Yıllardır ben her kurumun, kamu ve özel sektörün, kendi içine yönelik devrimci adımla gözlem yapması gerektiğini savunuyorum. Değer üretmeyen süreçleri tespit, yeni ihtiyaçları tanımlamak ve küresel akımları gözleyerek geleceğe dair sorunlar envanteri oluşturmak şart.
Bunu bir kez idrak edince; pekâlâ icat çıkarır, dünya prömiyerindeki hiçbir yarıştan geri kalmayız. Bu adımların toplamına da özel sektörün yapısal reformları diyebiliriz.
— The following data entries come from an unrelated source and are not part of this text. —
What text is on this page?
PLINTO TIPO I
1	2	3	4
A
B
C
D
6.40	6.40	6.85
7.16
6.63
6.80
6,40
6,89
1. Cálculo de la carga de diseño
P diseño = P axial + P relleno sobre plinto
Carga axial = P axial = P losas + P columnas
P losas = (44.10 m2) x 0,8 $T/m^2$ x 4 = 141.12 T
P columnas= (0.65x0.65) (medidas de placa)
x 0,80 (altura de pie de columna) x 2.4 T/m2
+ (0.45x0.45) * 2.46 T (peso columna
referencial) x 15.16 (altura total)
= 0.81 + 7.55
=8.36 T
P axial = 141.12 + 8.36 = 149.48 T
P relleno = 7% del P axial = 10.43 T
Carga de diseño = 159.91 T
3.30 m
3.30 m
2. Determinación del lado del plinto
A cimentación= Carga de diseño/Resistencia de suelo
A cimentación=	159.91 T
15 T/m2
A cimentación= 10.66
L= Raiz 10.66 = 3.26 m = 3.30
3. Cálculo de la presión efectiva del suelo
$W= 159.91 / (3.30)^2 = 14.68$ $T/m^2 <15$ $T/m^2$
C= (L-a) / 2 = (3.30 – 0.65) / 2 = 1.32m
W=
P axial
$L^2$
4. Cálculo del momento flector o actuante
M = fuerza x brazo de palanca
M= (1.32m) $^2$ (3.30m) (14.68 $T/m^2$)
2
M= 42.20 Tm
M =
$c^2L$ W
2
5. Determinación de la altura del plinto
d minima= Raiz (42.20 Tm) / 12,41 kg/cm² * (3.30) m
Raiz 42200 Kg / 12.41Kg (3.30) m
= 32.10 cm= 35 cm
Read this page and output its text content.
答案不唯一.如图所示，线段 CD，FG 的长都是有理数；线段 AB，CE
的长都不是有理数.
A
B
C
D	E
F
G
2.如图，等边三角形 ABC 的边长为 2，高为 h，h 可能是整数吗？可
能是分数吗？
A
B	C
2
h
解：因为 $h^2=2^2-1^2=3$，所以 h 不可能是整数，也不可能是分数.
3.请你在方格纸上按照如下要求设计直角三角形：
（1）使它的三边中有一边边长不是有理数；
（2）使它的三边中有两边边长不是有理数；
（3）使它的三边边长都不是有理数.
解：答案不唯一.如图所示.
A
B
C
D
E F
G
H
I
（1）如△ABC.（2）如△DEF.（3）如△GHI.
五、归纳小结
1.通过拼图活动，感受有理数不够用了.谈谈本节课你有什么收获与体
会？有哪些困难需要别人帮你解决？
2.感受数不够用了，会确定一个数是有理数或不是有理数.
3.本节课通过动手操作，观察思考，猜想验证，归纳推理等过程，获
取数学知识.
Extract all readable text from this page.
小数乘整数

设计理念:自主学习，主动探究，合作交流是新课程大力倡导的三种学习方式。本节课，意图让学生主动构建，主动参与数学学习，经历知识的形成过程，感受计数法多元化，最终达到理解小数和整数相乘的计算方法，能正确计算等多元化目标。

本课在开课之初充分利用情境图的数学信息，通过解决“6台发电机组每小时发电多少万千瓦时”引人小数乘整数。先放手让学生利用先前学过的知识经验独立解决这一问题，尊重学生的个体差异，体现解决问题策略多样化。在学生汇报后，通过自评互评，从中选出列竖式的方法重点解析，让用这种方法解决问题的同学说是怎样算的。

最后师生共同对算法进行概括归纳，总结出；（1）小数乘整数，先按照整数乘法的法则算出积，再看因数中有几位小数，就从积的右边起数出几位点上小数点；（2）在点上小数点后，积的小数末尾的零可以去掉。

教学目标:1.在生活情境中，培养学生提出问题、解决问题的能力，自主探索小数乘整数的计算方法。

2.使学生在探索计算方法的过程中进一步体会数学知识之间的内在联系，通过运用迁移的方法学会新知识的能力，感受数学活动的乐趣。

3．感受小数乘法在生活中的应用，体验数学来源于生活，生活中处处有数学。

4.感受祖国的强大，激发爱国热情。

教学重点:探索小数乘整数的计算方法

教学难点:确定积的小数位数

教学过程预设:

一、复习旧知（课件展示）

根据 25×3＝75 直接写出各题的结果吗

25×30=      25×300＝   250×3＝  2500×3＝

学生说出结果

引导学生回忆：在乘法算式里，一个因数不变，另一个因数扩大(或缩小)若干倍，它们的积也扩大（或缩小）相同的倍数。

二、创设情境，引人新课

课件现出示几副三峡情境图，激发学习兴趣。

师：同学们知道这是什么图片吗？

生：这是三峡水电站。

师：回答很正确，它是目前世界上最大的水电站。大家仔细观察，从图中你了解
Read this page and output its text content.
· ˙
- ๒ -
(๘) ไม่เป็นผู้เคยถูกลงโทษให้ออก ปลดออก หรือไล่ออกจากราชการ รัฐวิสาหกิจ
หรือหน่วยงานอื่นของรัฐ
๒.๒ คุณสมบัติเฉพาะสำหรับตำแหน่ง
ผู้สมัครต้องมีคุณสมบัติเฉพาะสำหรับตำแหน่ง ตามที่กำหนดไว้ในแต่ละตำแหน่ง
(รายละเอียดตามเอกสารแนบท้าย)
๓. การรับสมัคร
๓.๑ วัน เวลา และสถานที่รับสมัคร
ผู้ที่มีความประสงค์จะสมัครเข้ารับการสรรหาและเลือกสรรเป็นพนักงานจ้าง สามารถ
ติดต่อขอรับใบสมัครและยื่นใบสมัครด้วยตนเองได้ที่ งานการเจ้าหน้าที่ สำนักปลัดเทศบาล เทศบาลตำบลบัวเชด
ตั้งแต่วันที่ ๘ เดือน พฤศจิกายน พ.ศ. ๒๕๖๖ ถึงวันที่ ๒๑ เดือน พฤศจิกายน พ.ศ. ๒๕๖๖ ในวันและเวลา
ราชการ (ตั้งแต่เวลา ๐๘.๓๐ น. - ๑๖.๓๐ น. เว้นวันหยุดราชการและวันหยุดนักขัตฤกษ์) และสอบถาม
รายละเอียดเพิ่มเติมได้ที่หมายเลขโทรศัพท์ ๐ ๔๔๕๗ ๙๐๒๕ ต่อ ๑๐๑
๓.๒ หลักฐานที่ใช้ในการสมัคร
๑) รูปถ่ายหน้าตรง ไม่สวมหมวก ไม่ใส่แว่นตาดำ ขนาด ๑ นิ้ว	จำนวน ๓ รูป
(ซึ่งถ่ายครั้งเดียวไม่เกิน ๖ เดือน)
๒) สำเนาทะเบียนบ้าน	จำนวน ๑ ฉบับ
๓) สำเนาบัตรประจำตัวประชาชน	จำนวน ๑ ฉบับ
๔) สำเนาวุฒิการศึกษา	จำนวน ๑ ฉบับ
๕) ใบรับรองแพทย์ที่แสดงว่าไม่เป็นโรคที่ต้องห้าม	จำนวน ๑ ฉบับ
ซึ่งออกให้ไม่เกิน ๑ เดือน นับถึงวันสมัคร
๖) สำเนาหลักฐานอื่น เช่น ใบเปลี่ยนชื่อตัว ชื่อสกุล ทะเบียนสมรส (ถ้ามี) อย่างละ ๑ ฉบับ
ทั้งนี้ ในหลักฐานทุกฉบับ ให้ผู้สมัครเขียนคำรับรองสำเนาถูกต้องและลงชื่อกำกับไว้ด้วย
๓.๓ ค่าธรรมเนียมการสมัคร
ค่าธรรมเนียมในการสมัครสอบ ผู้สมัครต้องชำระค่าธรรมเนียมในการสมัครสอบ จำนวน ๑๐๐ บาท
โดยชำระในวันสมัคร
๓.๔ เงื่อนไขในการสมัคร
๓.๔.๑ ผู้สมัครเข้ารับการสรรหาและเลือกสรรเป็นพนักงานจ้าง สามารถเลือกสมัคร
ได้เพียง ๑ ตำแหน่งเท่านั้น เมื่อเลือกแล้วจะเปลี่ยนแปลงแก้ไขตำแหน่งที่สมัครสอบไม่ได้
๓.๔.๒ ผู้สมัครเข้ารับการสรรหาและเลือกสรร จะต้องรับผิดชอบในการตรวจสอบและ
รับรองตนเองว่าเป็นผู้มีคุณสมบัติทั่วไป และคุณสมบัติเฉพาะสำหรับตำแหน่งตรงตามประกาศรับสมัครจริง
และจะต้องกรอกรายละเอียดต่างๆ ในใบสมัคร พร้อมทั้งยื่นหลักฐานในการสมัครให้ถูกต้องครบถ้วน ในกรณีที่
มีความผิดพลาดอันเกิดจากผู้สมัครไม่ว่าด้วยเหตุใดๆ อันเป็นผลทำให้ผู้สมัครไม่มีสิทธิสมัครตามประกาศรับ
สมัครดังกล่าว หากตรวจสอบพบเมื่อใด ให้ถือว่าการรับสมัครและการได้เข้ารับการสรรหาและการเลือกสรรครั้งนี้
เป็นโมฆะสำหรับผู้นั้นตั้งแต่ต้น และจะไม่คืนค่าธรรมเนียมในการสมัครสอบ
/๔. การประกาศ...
Daha üretken daha rekabetçi daha katma değerli özel sektör ancak ve ancak yapısal reformlarla mümkün olabilecektir.
Sorun şu ki pek çok patron, kendi şirketinde tek adam. Yönetim kurulu; kendi sesini dinleyeceklerle dolu… Bağımsız yönetim kurulu üyeleri ise etkin kullanılmıyor. Hatta bazı sözde kurumsallaşan firmalar, bağımsız yönetim kurulundan gizli toplantı dahi yapma komikliğine düşebiliyor.
Özel sektörün ev ödevleri arasında en önemlisi “kendini tanı” düsturuna indirgenebilir. Ey özel sektör firması; sana kürenin ihtiyacı kaldı mı? Müşterin için değer üretebiliyor musun? Rekabetçi misin? Ürettiğin her ne ise teknoloji barındırıyor mu? Yönetim katında ailen mi oturuyor yoksa liyakat mi?
Tüm bu ödevlerini gözden geçirip bunların arasında önemlilerini reform derinliğinde hayata geçiren, bunu yapamayanlardan öne geçecektir. Hükümeti bekleme, sen kendin için harekete geç.